Piombino (dpa) - Zwei Tage nach dem tragischen Tod des Belgiers Wouter Weylandt hat beim Giro d'Italia wieder das Rennen um Etappensiege und das Rosa Trikot begonnen. Dass Weylandts Teamkollegen nun doch nicht mehr dabei sind, kann der Giro-Chef aber nicht recht verstehen.

Mit dem Blick zur Insel Elba, Napoleons einstiger Verbannungsstätte, ist der Giro d'Italia wieder in gewohntes Fahrwasser zurückgekehrt. Die Werbekarawane wurde von der Leine gelassen, die Hits von gestern, vorgestern und vorvorgestern durchpusteten die Ohren, und die Radprofis hatten wieder einen kämpferischen Gesichtsausdruck. «Das Leben geht weiter. Wir müssen uns auf den Kurs konzentrieren», sagte der Italiener Michele Scarponi vor dem Start zur 5. Etappe, bei der das Leopard-Team am Startort Piombino fehlte.

Die Fahrer um den zweimaligen deutschen Meister Fabian Wegmann aus Freiburg hatten sich entschieden, nach dem Unfalltod ihres belgischen Teamkollegen Wouter Weylandt den Giro zu verlassen. Auch Weylandts amerikanischer Trainingsgefährte, Freund und Nachbar in Gent, Tyler Farrar vom Team Garmin, packte trotz hervorragender Aussichten auf Sprintsiege die Koffer.

«Wir haben großen Respekt für den Giro und dessen Geschichte, aber wir schaffen es einfach nicht, unter diesen Umständen zu fahren. Wir wissen, dass wir Profis sind, aber wir glauben auch, dass das die richtige Entscheidung ist», begründete Wegmann den Ausstieg, der Respekt verdient. Giro-Direktor Angelo Zomegnan äußerte Verständnis für diese Entscheidung, konnte sie aber nicht ganz nachvollziehen.

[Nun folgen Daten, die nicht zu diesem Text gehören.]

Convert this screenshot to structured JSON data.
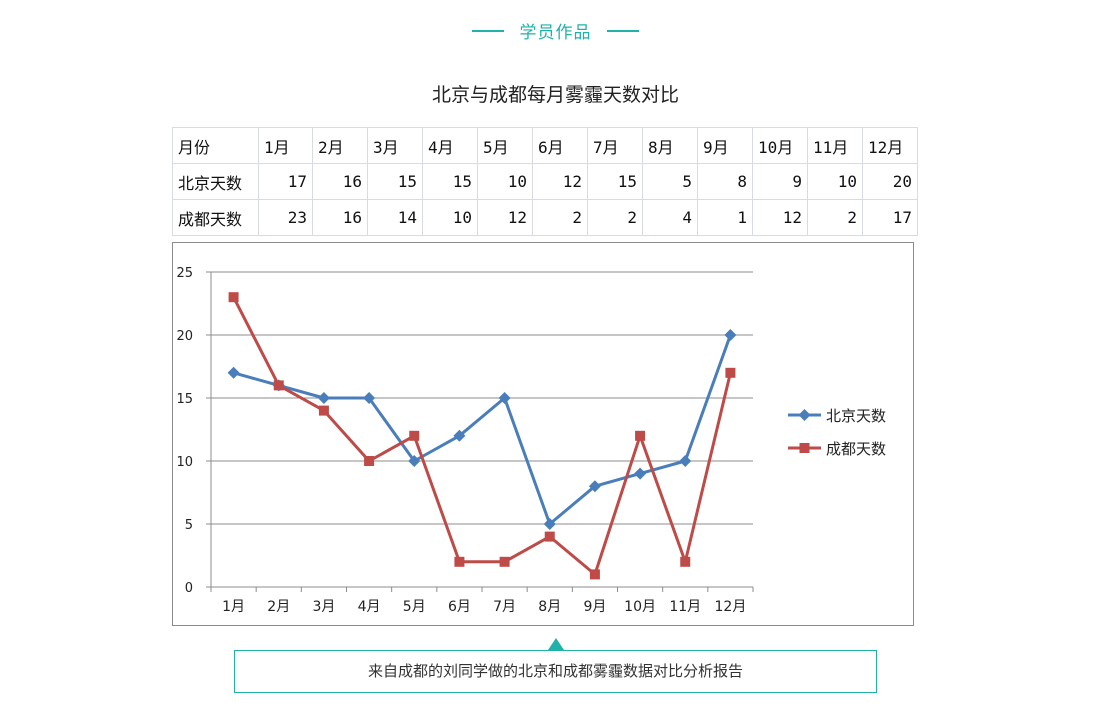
{
  "header": {
    "title": "学员作品",
    "accent_color": "#20b2aa"
  },
  "table": {
    "header_row": [
      "月份",
      "1月",
      "2月",
      "3月",
      "4月",
      "5月",
      "6月",
      "7月",
      "8月",
      "9月",
      "10月",
      "11月",
      "12月"
    ],
    "rows": [
      {
        "label": "北京天数",
        "values": [
          "17",
          "16",
          "15",
          "15",
          "10",
          "12",
          "15",
          "5",
          "8",
          "9",
          "10",
          "20"
        ]
      },
      {
        "label": "成都天数",
        "values": [
          "23",
          "16",
          "14",
          "10",
          "12",
          "2",
          "2",
          "4",
          "1",
          "12",
          "2",
          "17"
        ]
      }
    ]
  },
  "caption": "来自成都的刘同学做的北京和成都雾霾数据对比分析报告",
  "chart_data": {
    "type": "line",
    "title": "北京与成都每月雾霾天数对比",
    "xlabel": "",
    "ylabel": "",
    "categories": [
      "1月",
      "2月",
      "3月",
      "4月",
      "5月",
      "6月",
      "7月",
      "8月",
      "9月",
      "10月",
      "11月",
      "12月"
    ],
    "series": [
      {
        "name": "北京天数",
        "values": [
          17,
          16,
          15,
          15,
          10,
          12,
          15,
          5,
          8,
          9,
          10,
          20
        ],
        "color": "#4a7ebb",
        "marker": "diamond"
      },
      {
        "name": "成都天数",
        "values": [
          23,
          16,
          14,
          10,
          12,
          2,
          2,
          4,
          1,
          12,
          2,
          17
        ],
        "color": "#be4b48",
        "marker": "square"
      }
    ],
    "ylim": [
      0,
      25
    ],
    "yticks": [
      0,
      5,
      10,
      15,
      20,
      25
    ],
    "grid": true,
    "legend": "right"
  }
}
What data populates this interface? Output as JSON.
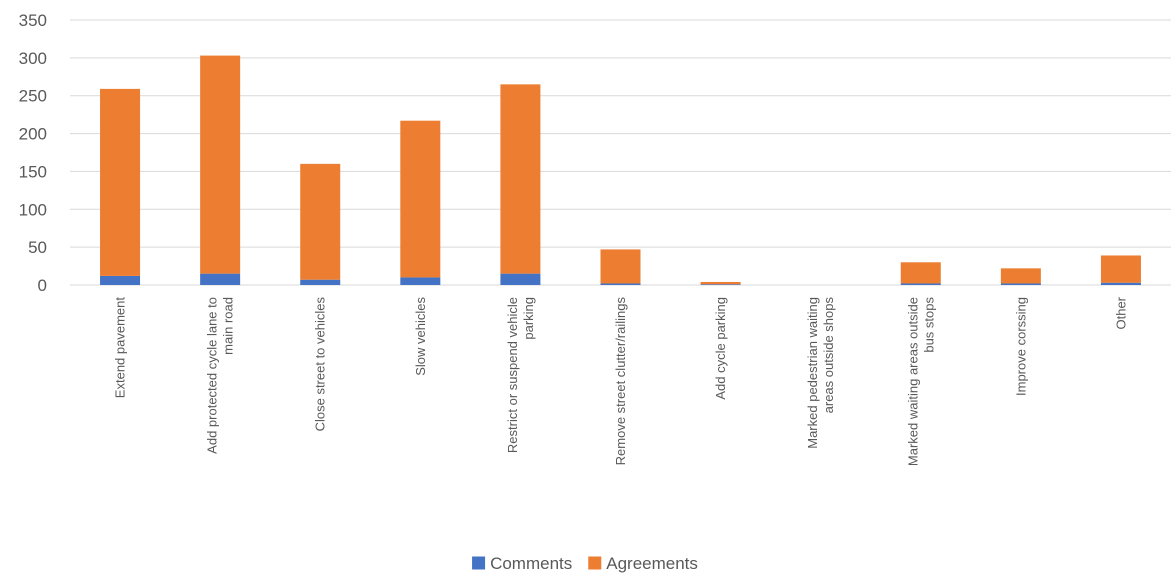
{
  "chart_data": {
    "type": "bar",
    "stacked": true,
    "categories": [
      "Extend pavement",
      "Add protected cycle lane to main road",
      "Close street to vehicles",
      "Slow vehicles",
      "Restrict or suspend vehicle parking",
      "Remove street clutter/railings",
      "Add cycle parking",
      "Marked pedestrian waiting areas outside shops",
      "Marked waiting areas outside bus stops",
      "Improve corssing",
      "Other"
    ],
    "category_lines": [
      [
        "Extend pavement"
      ],
      [
        "Add protected cycle lane to",
        "main road"
      ],
      [
        "Close street to vehicles"
      ],
      [
        "Slow vehicles"
      ],
      [
        "Restrict or suspend vehicle",
        "parking"
      ],
      [
        "Remove street clutter/railings"
      ],
      [
        "Add cycle parking"
      ],
      [
        "Marked pedestrian waiting",
        "areas outside shops"
      ],
      [
        "Marked waiting areas outside",
        "bus stops"
      ],
      [
        "Improve corssing"
      ],
      [
        "Other"
      ]
    ],
    "series": [
      {
        "name": "Comments",
        "color": "#4472C4",
        "values": [
          12,
          15,
          7,
          10,
          15,
          2,
          1,
          0,
          2,
          2,
          3
        ]
      },
      {
        "name": "Agreements",
        "color": "#ED7D31",
        "values": [
          247,
          288,
          153,
          207,
          250,
          45,
          3,
          0,
          28,
          20,
          36
        ]
      }
    ],
    "yticks": [
      0,
      50,
      100,
      150,
      200,
      250,
      300,
      350
    ],
    "ylim": [
      0,
      350
    ],
    "grid": true,
    "legend_position": "bottom",
    "title": "",
    "xlabel": "",
    "ylabel": ""
  }
}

«Das Rennen hätte die Gelegenheit geboten, wieder zu neuer Zuversicht zu gelangen. Jetzt haben die Fahrer die Rückkehr zum normalen Leben nur einige Tage aufgeschoben. Dann wird es sicher schwerer für sie. Ich hoffe, dass das Team sie psychologisch unterstützt», sagte er der Nachrichtenagentur dpa.

Die vergangenen zwei Tage bezeichnete Zomegnan als die Stunde der Wiedergeburt des Radsports. «Dieses tragische Ereignis hat uns alle, Organisatoren und Fahrer, näher zusammengebracht. Wir haben alle eine neue Stärke gefunden», meinte der Ex-Journalist. Auf Kritik einzelner Fahrer an den zunehmenden Risiken durch die spektakuläre Streckenführung über Schotterpisten und schmale Serpentinen wollte er trotz der neuen Nähe nicht eingehen.

«Wir denken über Sicherheit nicht erst nach einem tödlichen Unfall nach. Die Fahrer sind der Kern dieser Rundfahrt. Wir schützen sie deshalb sehr gut. Der Giro hat ständig zwei Krankenwagen und insgesamt 21 Ärzte im Einsatz. Wir sind ständig mit dem Notdienst verbunden», erklärte er weiter.